Bengal pauses hearings for ‘unmapped’ voters as officials flag software errors
Officials in West Bengal reviewed the Special Intensive Revision process. Then they hit the brakes. They paused hearings for voters that the central software marked as “unmapped.” The move came after officers spotted big gaps between digital data and the 2002 electoral roll.
Field teams checked the old rolls. They traced many voters and their family members. Yet, the software still showed “unmapped.” Officials warned of system-driven deletion. They said the notices came from the central portal. They also said local Electoral Registration Officers had no role in triggering those calls. Therefore, the CEO’s office paused all hearings for this category.
However, the pause covers only one slice. EROs can still probe “unmapped” voters after on-ground checks. They can also act on other cases that raise doubts.
The rules for the revision set a clear test. Every elector must link the family to the 2002 roll. People must map themselves or a relative to stay on the list. After the draft roll came out, authorities removed 58 lakh names for death, migration, or absence. Meanwhile, the software flagged about 31 lakh more as “unmapped.” Those voters received notices for personal hearings.
The hearing cycle began on December 27. Concern grew fast. State service officers wrote to the CEO. They warned against mass deletion without the statutory judgment of the ERO. They cited the Representation of the People Act. The law gives the ERO the power to question eligibility and call a hearing. The ruling TMC then submitted its objections and demanded clarity.

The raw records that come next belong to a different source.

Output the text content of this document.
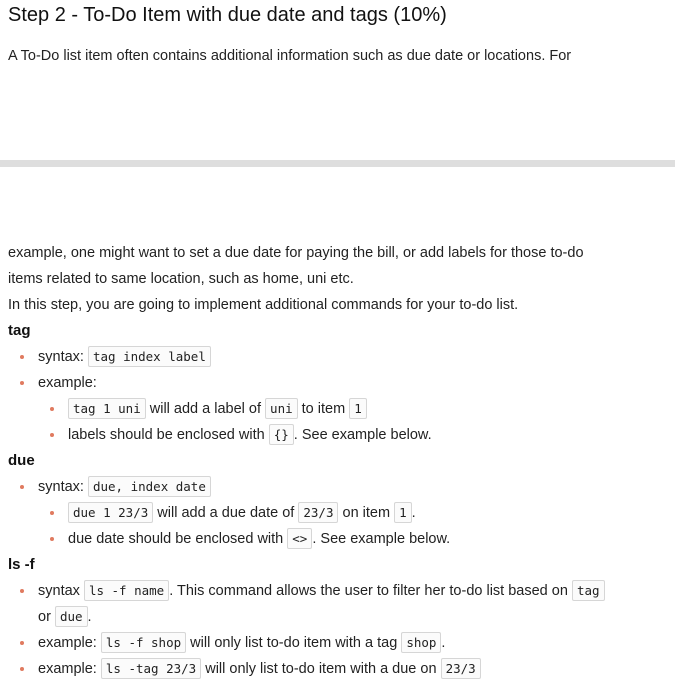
Step 2 - To-Do Item with due date and tags (10%)

A To-Do list item often contains additional information such as due date or locations. For

example, one might want to set a due date for paying the bill, or add labels for those to-do

items related to same location, such as home, uni etc.

In this step, you are going to implement additional commands for your to-do list.

tag

syntax: tag index label
example:
tag 1 uni will add a label of uni to item 1
labels should be enclosed with {} . See example below.

due

syntax: due, index date
due 1 23/3 will add a due date of 23/3 on item 1 .
due date should be enclosed with <> . See example below.

ls -f

syntax ls -f name . This command allows the user to filter her to-do list based on tag
or due .
example: ls -f shop will only list to-do item with a tag shop .
example: ls -tag 23/3 will only list to-do item with a due on 23/3
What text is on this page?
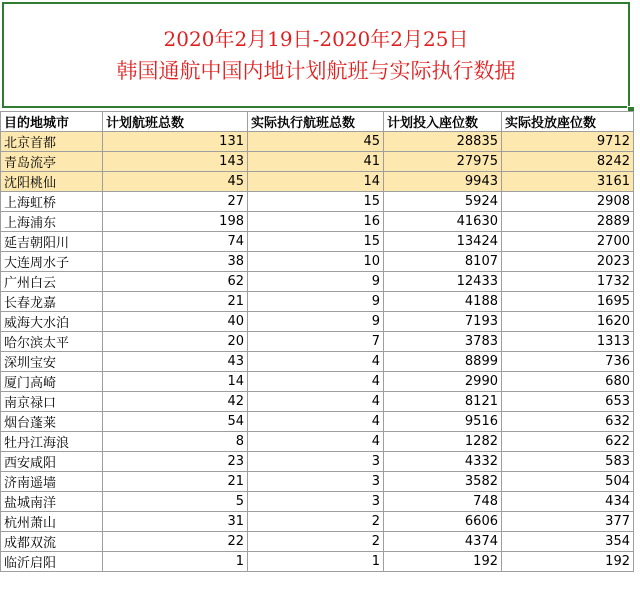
2020年2月19日-2020年2月25日
韩国通航中国内地计划航班与实际执行数据
目的地城市	计划航班总数	实际执行航班总数	计划投入座位数	实际投放座位数
北京首都	131	45	28835	9712
青岛流亭	143	41	27975	8242
沈阳桃仙	45	14	9943	3161
上海虹桥	27	15	5924	2908
上海浦东	198	16	41630	2889
延吉朝阳川	74	15	13424	2700
大连周水子	38	10	8107	2023
广州白云	62	9	12433	1732
长春龙嘉	21	9	4188	1695
威海大水泊	40	9	7193	1620
哈尔滨太平	20	7	3783	1313
深圳宝安	43	4	8899	736
厦门高崎	14	4	2990	680
南京禄口	42	4	8121	653
烟台蓬莱	54	4	9516	632
牡丹江海浪	8	4	1282	622
西安咸阳	23	3	4332	583
济南遥墙	21	3	3582	504
盐城南洋	5	3	748	434
杭州萧山	31	2	6606	377
成都双流	22	2	4374	354
临沂启阳	1	1	192	192
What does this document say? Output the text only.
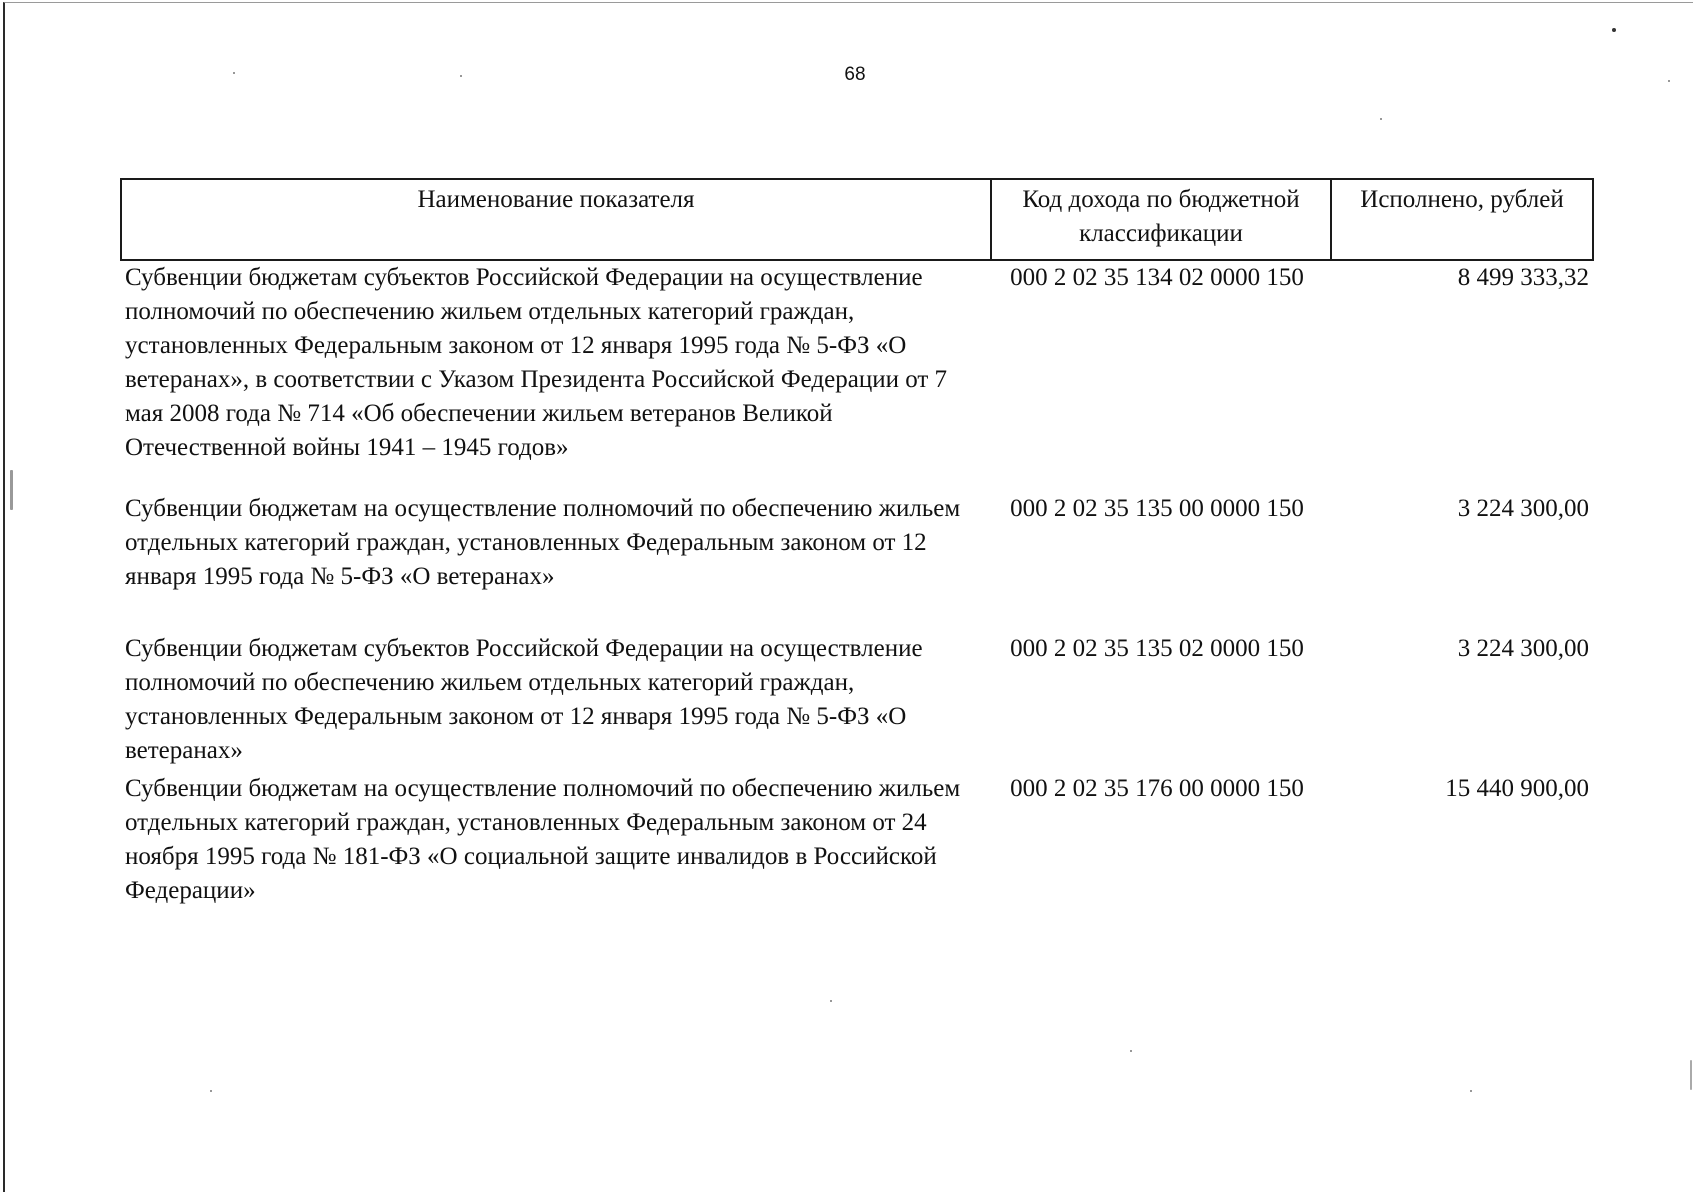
68
Наименование показателя	Код дохода по бюджетной классификации	Исполнено, рублей
Субвенции бюджетам субъектов Российской Федерации на осуществление полномочий по обеспечению жильем отдельных категорий граждан, установленных Федеральным законом от 12 января 1995 года № 5-ФЗ «О ветеранах», в соответствии с Указом Президента Российской Федерации от 7 мая 2008 года № 714 «Об обеспечении жильем ветеранов Великой Отечественной войны 1941 – 1945 годов»	000 2 02 35 134 02 0000 150	8 499 333,32
Субвенции бюджетам на осуществление полномочий по обеспечению жильем отдельных категорий граждан, установленных Федеральным законом от 12 января 1995 года № 5-ФЗ «О ветеранах»	000 2 02 35 135 00 0000 150	3 224 300,00
Субвенции бюджетам субъектов Российской Федерации на осуществление полномочий по обеспечению жильем отдельных категорий граждан, установленных Федеральным законом от 12 января 1995 года № 5-ФЗ «О ветеранах»	000 2 02 35 135 02 0000 150	3 224 300,00
Субвенции бюджетам на осуществление полномочий по обеспечению жильем отдельных категорий граждан, установленных Федеральным законом от 24 ноября 1995 года № 181-ФЗ «О социальной защите инвалидов в Российской Федерации»	000 2 02 35 176 00 0000 150	15 440 900,00
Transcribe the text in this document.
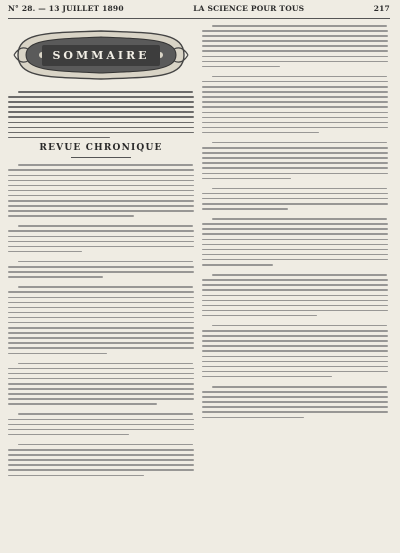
N° 28. — 13 JUILLET 1890	LA SCIENCE POUR TOUS	217
SOMMAIRE
REVUE CHRONIQUE
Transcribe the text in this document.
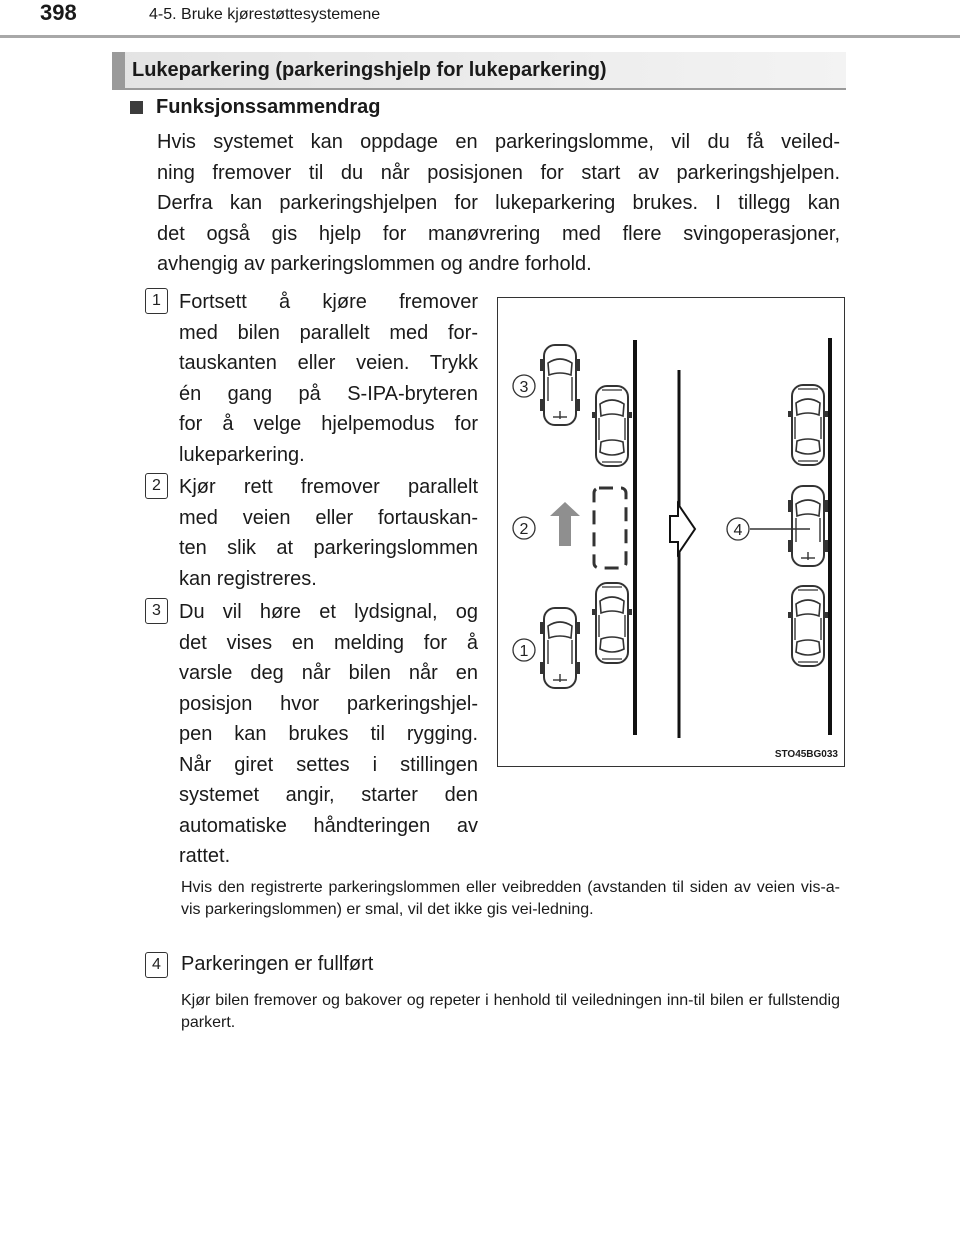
398	4-5. Bruke kjørestøttesystemene
Lukeparkering (parkeringshjelp for lukeparkering)
Funksjonssammendrag
Hvis systemet kan oppdage en parkeringslomme, vil du få veiled-
ning fremover til du når posisjonen for start av parkeringshjelpen.
Derfra kan parkeringshjelpen for lukeparkering brukes. I tillegg kan
det også gis hjelp for manøvrering med flere svingoperasjoner,
avhengig av parkeringslommen og andre forhold.
1 Fortsett å kjøre fremover
med bilen parallelt med for-
tauskanten eller veien. Trykk
én gang på S-IPA-bryteren
for å velge hjelpemodus for
lukeparkering.
2 Kjør rett fremover parallelt
med veien eller fortauskan-
ten slik at parkeringslommen
kan registreres.
3 Du vil høre et lydsignal, og
det vises en melding for å
varsle deg når bilen når en
posisjon hvor parkeringshjel-
pen kan brukes til rygging.
Når giret settes i stillingen
systemet angir, starter den
automatiske håndteringen av
rattet.
Hvis den registrerte parkeringslommen eller veibredden (avstanden til siden av veien vis-a-vis parkeringslommen) er smal, vil det ikke gis vei-ledning.
4	Parkeringen er fullført
Kjør bilen fremover og bakover og repeter i henhold til veiledningen inn-til bilen er fullstendig parkert.
3
2
1
4
STO45BG033
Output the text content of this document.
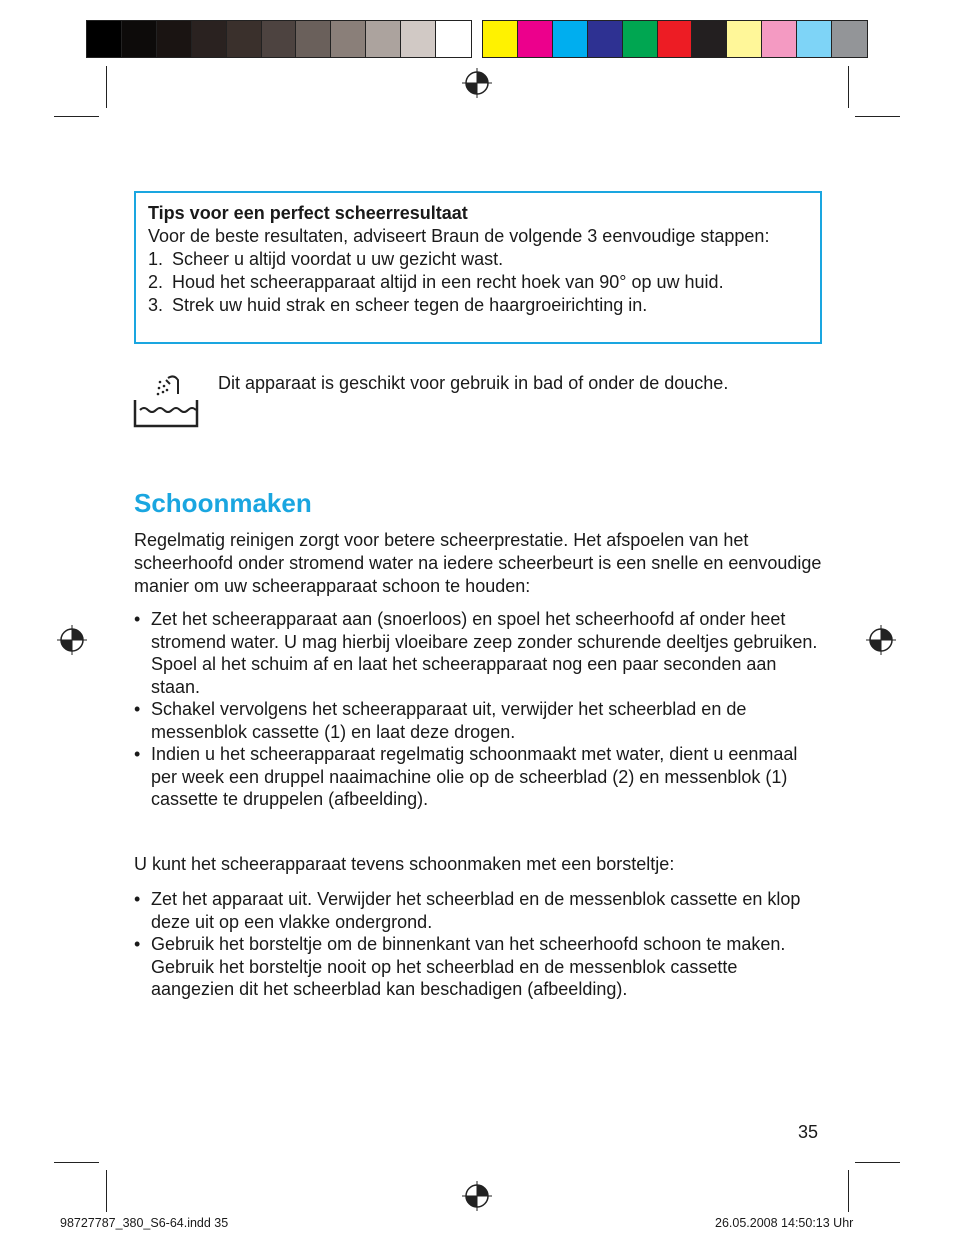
Tips voor een perfect scheerresultaat
Voor de beste resultaten, adviseert Braun de volgende 3 eenvoudige stappen:
1. Scheer u altijd voordat u uw gezicht wast.
2. Houd het scheerapparaat altijd in een recht hoek van 90° op uw huid.
3. Strek uw huid strak en scheer tegen de haargroeirichting in.
Dit apparaat is geschikt voor gebruik in bad of onder de douche.
Schoonmaken

Regelmatig reinigen zorgt voor betere scheerprestatie. Het afspoelen van het scheerhoofd onder stromend water na iedere scheerbeurt is een snelle en eenvoudige manier om uw scheerapparaat schoon te houden:

• Zet het scheerapparaat aan (snoerloos) en spoel het scheerhoofd af onder heet stromend water. U mag hierbij vloeibare zeep zonder schurende deeltjes gebruiken. Spoel al het schuim af en laat het scheerapparaat nog een paar seconden aan staan.
• Schakel vervolgens het scheerapparaat uit, verwijder het scheerblad en de messenblok cassette (1) en laat deze drogen.
• Indien u het scheerapparaat regelmatig schoonmaakt met water, dient u eenmaal per week een druppel naaimachine olie op de scheerblad (2) en messenblok (1) cassette te druppelen (afbeelding).

U kunt het scheerapparaat tevens schoonmaken met een borsteltje:

• Zet het apparaat uit. Verwijder het scheerblad en de messenblok cassette en klop deze uit op een vlakke ondergrond.
• Gebruik het borsteltje om de binnenkant van het scheerhoofd schoon te maken. Gebruik het borsteltje nooit op het scheerblad en de messenblok cassette aangezien dit het scheerblad kan beschadigen (afbeelding).
35
98727787_380_S6-64.indd 35	26.05.2008 14:50:13 Uhr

By Saturday evening, the Additional CEO stepped in. He told district officials to stop calling voters from the “unmapped” list that still appear in the 2002 hard copy. He explained the glitch. The 2002 roll exists in PDF. The conversion to CSV remains incomplete. The BLO App, therefore, fails to fetch links for thousands of names. Yet, those names appear in the certified hard copy on the CEO’s website.
The CEO’s office sought a fix. The team asked the Commission to let BLOs and EROs upload authentic pages from the 2002 roll. That step can create correct links and save legitimate voters. Until then, EROs will hold the notices and avoid serving them. They will verify each case, upload documents, and close the files. BLOs will also visit homes, click photographs with voters, and add proof.
Still, the overall hearing process continues. Officials will proceed for people who already received notices. They will close those hearings once citizens appear. For those who never received notices, the calls stop for now.
Sources expect relief for many voters in this “not mapped” bucket. They also note earlier examples. During Bihar’s revision, authorities explained almost every deletion after scrutiny.
Now, Bengal officials want the same caution. They seek clear jurisdiction. They want technology to support, not override, due process. For the moment, they will verify first. Then they will decide. And they will try to protect every valid vote while they clean the rolls.